Les limitations les plus importantes ont concerné la liberté de circulation (article 16), de religion (article 19), de réunion (article 17) et d'initiative économique (article 41). La question est également ouverte de savoir si les personnes qui ont été soumises à la "quarantaine" ont vu leur liberté personnelle limitée (article 13).

9. Si l'état d'urgence n'a pas été déclaré, l'exécutif a-t-il bénéficié de pouvoirs supplémentaires en vertu de la législation ordinaire sur les risques sanitaires ou d'une autre urgence publique? A-t-il décidé d'imposer des restrictions exceptionnelles aux droits de l'homme sur la base de ces lois?

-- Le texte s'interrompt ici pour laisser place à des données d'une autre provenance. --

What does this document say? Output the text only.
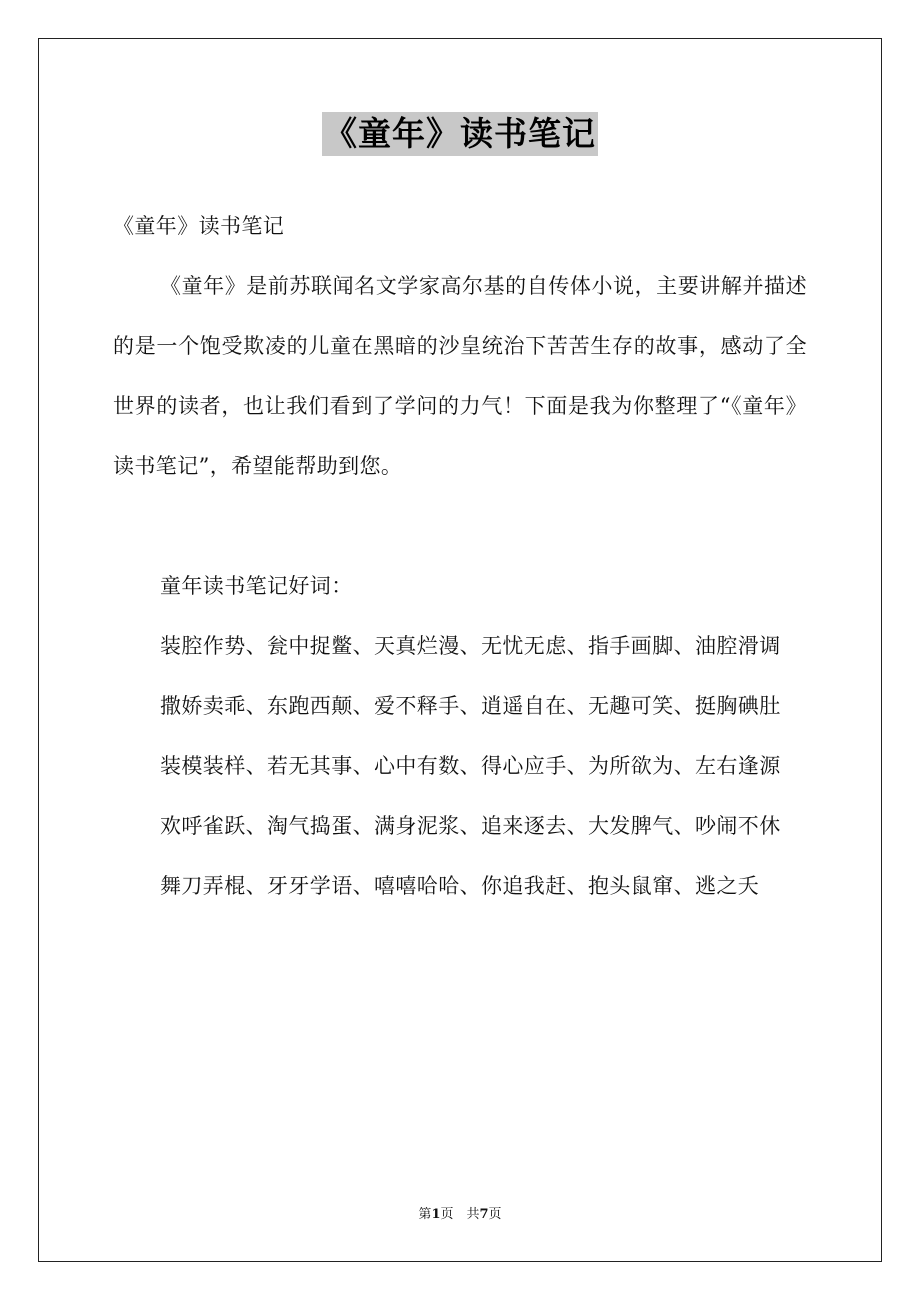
《童年》读书笔记

《童年》读书笔记

《童年》是前苏联闻名文学家高尔基的自传体小说，主要讲解并描述的是一个饱受欺凌的儿童在黑暗的沙皇统治下苦苦生存的故事，感动了全世界的读者，也让我们看到了学问的力气！下面是我为你整理了“《童年》读书笔记”，希望能帮助到您。

童年读书笔记好词：

装腔作势、瓮中捉鳖、天真烂漫、无忧无虑、指手画脚、油腔滑调

撒娇卖乖、东跑西颠、爱不释手、逍遥自在、无趣可笑、挺胸碘肚

装模装样、若无其事、心中有数、得心应手、为所欲为、左右逢源

欢呼雀跃、淘气捣蛋、满身泥浆、追来逐去、大发脾气、吵闹不休

舞刀弄棍、牙牙学语、嘻嘻哈哈、你追我赶、抱头鼠窜、逃之夭

第1页　共7页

Une réponse à la question devrait tenir compte du cadre juridique spécifique de l'état d'urgence en Italie (voir Q5), où la déclaration de l'état d'urgence n'a pas de base constitutionnelle, mais seulement législative.

La déclaration de l'état d'urgence a donc constitué un terrain très faible pour les restrictions des droits de l'homme. En outre, le texte de la constitution prévoit que toutes les limitations des droits fondamentaux doivent être prévues par un acte législatif (riserva di legge). Ce sont les raisons pour lesquelles le gouvernement a eu recours à des décrets de loi afin d'impliquer le Parlement dans le processus de prise de décision.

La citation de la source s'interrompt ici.